Scrape out the seeds of both halves, but then tightly wrap one of the halves to save it for another recipe… such at my Smoky Squash and Chickpea Soup (;ink in notes)
- Just keep thinking about halving as you continue to cut your squash. Cut the half in half. Then cut those halves in half. Continue to cut the wedges of squash in half until you’re left with about 8, 1 inch thick wedges. Cut each thin wedge into 1 inch thick pieces.
- To a 2 quart pot, add your water or broth, and then dissolve the bouillon or mushroom broth powder into it. Taste for seasoning, making sure you have a very flavorful broth that is powerful enough to season all of the squash that will be simmered in it. Add salt and pepper as needed.
- Add as much squash as you can to the broth, making sure there’s about 1 inch remaining at the top of the pot. Stir in mushrooms.Thinly slice the white parts of your green onions, and then cut the green parts into inch-long pieces. Stir the white parts in with the squash and mushrooms. Sprinkle the green parts on top.
- Open your silken tofu, and slice it into about 6 thin slabs. Arrange the tofu in a single layer on top of the green onions. Rip up your kale into bite-sized pieces, and distribute it evenly across the surface of the tofu. Drizzle the top with sesame oil and sprinkle with sesame seeds.
- Your pot will be very full; practically overflowing.
- Put the lid on and turn the heat up to high. When the broth comes to a boil and steam is steadily escaping the pot, immediately turn the heat down to low, and allow your hot pot to gently simmer for 10 to 15 minutes. Your hot pot is done when your squash is fork tender.

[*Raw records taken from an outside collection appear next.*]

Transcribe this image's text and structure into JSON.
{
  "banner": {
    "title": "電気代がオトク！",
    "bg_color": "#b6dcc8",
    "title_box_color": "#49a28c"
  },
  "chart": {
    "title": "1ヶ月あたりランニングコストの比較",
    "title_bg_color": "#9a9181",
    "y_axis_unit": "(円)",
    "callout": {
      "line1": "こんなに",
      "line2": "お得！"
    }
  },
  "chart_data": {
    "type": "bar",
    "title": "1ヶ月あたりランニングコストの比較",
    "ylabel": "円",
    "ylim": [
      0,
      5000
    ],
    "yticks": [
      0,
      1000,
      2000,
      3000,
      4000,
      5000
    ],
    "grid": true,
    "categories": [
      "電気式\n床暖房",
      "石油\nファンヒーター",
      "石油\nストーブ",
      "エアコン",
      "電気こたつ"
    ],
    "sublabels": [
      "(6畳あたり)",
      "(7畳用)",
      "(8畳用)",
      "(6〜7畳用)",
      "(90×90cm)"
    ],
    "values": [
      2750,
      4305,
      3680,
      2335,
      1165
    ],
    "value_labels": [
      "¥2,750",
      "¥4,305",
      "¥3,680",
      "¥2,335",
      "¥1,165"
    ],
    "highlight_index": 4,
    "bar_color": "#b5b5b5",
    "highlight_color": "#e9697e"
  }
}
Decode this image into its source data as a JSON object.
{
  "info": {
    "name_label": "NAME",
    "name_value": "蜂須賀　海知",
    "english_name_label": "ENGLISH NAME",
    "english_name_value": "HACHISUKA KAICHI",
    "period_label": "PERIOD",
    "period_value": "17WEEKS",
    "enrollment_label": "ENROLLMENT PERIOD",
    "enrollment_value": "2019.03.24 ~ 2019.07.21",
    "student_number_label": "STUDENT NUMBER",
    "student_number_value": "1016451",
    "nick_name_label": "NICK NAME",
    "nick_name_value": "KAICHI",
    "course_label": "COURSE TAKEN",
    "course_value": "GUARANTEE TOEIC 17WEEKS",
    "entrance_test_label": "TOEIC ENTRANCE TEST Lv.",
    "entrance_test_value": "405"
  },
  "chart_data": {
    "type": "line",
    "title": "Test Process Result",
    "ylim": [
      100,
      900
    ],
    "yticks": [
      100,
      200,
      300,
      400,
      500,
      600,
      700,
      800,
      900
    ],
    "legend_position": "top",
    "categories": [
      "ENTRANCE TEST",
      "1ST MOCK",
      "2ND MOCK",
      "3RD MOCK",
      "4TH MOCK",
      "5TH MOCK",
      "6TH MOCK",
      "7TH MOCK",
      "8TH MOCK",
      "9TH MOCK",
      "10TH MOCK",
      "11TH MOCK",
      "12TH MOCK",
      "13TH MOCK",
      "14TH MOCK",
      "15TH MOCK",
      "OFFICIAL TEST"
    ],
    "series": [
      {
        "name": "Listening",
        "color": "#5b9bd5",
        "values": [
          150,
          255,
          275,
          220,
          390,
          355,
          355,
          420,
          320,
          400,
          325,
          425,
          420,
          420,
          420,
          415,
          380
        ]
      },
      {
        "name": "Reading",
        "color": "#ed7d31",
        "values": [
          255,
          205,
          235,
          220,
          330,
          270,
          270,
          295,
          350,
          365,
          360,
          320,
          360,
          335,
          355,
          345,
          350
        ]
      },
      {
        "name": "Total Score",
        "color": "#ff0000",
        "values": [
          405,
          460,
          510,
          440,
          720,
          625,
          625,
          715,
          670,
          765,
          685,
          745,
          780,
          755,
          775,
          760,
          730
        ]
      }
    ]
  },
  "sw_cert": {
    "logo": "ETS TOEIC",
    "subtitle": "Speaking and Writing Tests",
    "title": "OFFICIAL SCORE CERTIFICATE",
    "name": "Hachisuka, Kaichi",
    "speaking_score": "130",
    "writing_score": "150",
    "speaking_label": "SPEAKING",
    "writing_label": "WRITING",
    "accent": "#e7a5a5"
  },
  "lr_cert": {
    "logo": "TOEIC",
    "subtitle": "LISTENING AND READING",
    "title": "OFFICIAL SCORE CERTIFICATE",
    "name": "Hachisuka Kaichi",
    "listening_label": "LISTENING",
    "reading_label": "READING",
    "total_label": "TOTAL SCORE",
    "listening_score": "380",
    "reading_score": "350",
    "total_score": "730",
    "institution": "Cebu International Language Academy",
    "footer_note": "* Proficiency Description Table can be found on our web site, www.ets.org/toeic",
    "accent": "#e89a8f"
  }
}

- Using a ladle, scoop a bit of everything out of the pot, being generous with the broth. Serve with more sesame seeds, and hot sauce of choice.
- I love this hot pot just as is, served with a bit of vinegar-based hot sauce on the side. You could also make this dish into a ramen-style soup by cooking soba or udon noodles separately, and serving them alongside your hot pot.